Madhubani paintings come from the Mithila region which lies in the state of Bihar in India and partly in the neighbouring country of Nepal. Mithila is believed to be the kingdom of King Janak, father of Godess Sita from the Hindu epic Ramayan. As per Hindu mythology, King Janak asked the women of Mithila to paint their houses and surroundings for Sita’s wedding to Lord Rama. These paintings are what we now call us Madhubani paintings. Madhubani literally means forests of honey!
Since then, for every festival or wedding, women picked up brushes and painted their homes with these unique paintings. The paintings were exclusively made by women. They used brushes made of grass and twigs and also their own fingers. Natural and vegetable dyes were used as paint. The paintings mainly depicted deities from ancient epics and also the Sun and Moon. Village life also holds prominence in these paintings including designs of flowers, birds and plants specially the religious plant called Tulsi. Geometric designs are widely used too.

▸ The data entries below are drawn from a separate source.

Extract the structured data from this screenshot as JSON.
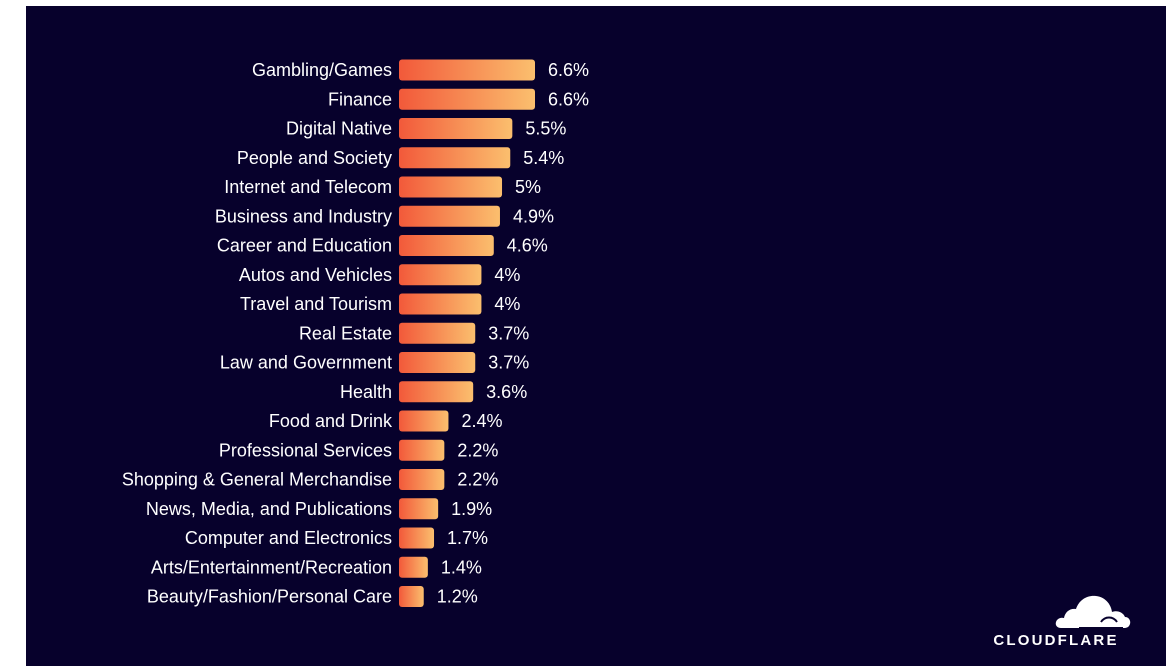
{
  "chart_data": {
    "type": "bar",
    "orientation": "horizontal",
    "categories": [
      "Gambling/Games",
      "Finance",
      "Digital Native",
      "People and Society",
      "Internet and Telecom",
      "Business and Industry",
      "Career and Education",
      "Autos and Vehicles",
      "Travel and Tourism",
      "Real Estate",
      "Law and Government",
      "Health",
      "Food and Drink",
      "Professional Services",
      "Shopping & General Merchandise",
      "News, Media, and Publications",
      "Computer and Electronics",
      "Arts/Entertainment/Recreation",
      "Beauty/Fashion/Personal Care"
    ],
    "values": [
      6.6,
      6.6,
      5.5,
      5.4,
      5.0,
      4.9,
      4.6,
      4.0,
      4.0,
      3.7,
      3.7,
      3.6,
      2.4,
      2.2,
      2.2,
      1.9,
      1.7,
      1.4,
      1.2
    ],
    "value_labels": [
      "6.6%",
      "6.6%",
      "5.5%",
      "5.4%",
      "5%",
      "4.9%",
      "4.6%",
      "4%",
      "4%",
      "3.7%",
      "3.7%",
      "3.6%",
      "2.4%",
      "2.2%",
      "2.2%",
      "1.9%",
      "1.7%",
      "1.4%",
      "1.2%"
    ],
    "unit": "%",
    "xlim": [
      0,
      6.6
    ],
    "grid": false,
    "legend": "none",
    "title": "",
    "xlabel": "",
    "ylabel": ""
  },
  "colors": {
    "background": "#07012c",
    "bar_gradient_start": "#f2593a",
    "bar_gradient_end": "#fbbf6e",
    "text": "#ffffff"
  },
  "logo": {
    "text": "CLOUDFLARE",
    "icon": "cloud-icon"
  }
}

However, this art was little known to the world outside Madhubani. Interestingly, the paintings were accidently discovered by a British officer, William G Archer. In 1934 there was an earthquake in the region and in the debris he found out this rare and beautiful art.
After this discovery, Madhubani art was marketed to different parts of India and to the world.
The beauty of the Madhubani paintings lies in its vibrant colours and very vernacular figures and depictions. The images which find prominence in them are peacock, fish, dancing women, cows and geometric shapes. Lord Krishna is a very popular subject in these paintings. Also festivals and life occasions are found in Madhubani paintings.
Some of these illustrations here showcase the beauty of Madhubani paintings. In figure 1 and 2, depiction of peacock and fish can be observed, respectively. The central theme is the main subject surrounded by smaller drawings around it. Mostly trees, leaves and flowers are the motifs used around the main theme.
In figure 3 and 4 we can see portrayal of lord Krishna and in figure 5 we can see women doing household chores.
In modern day Madhubani art is marketed as paintings and home decor items. Sometimes designers take inspiration from this art to design Indian wear too.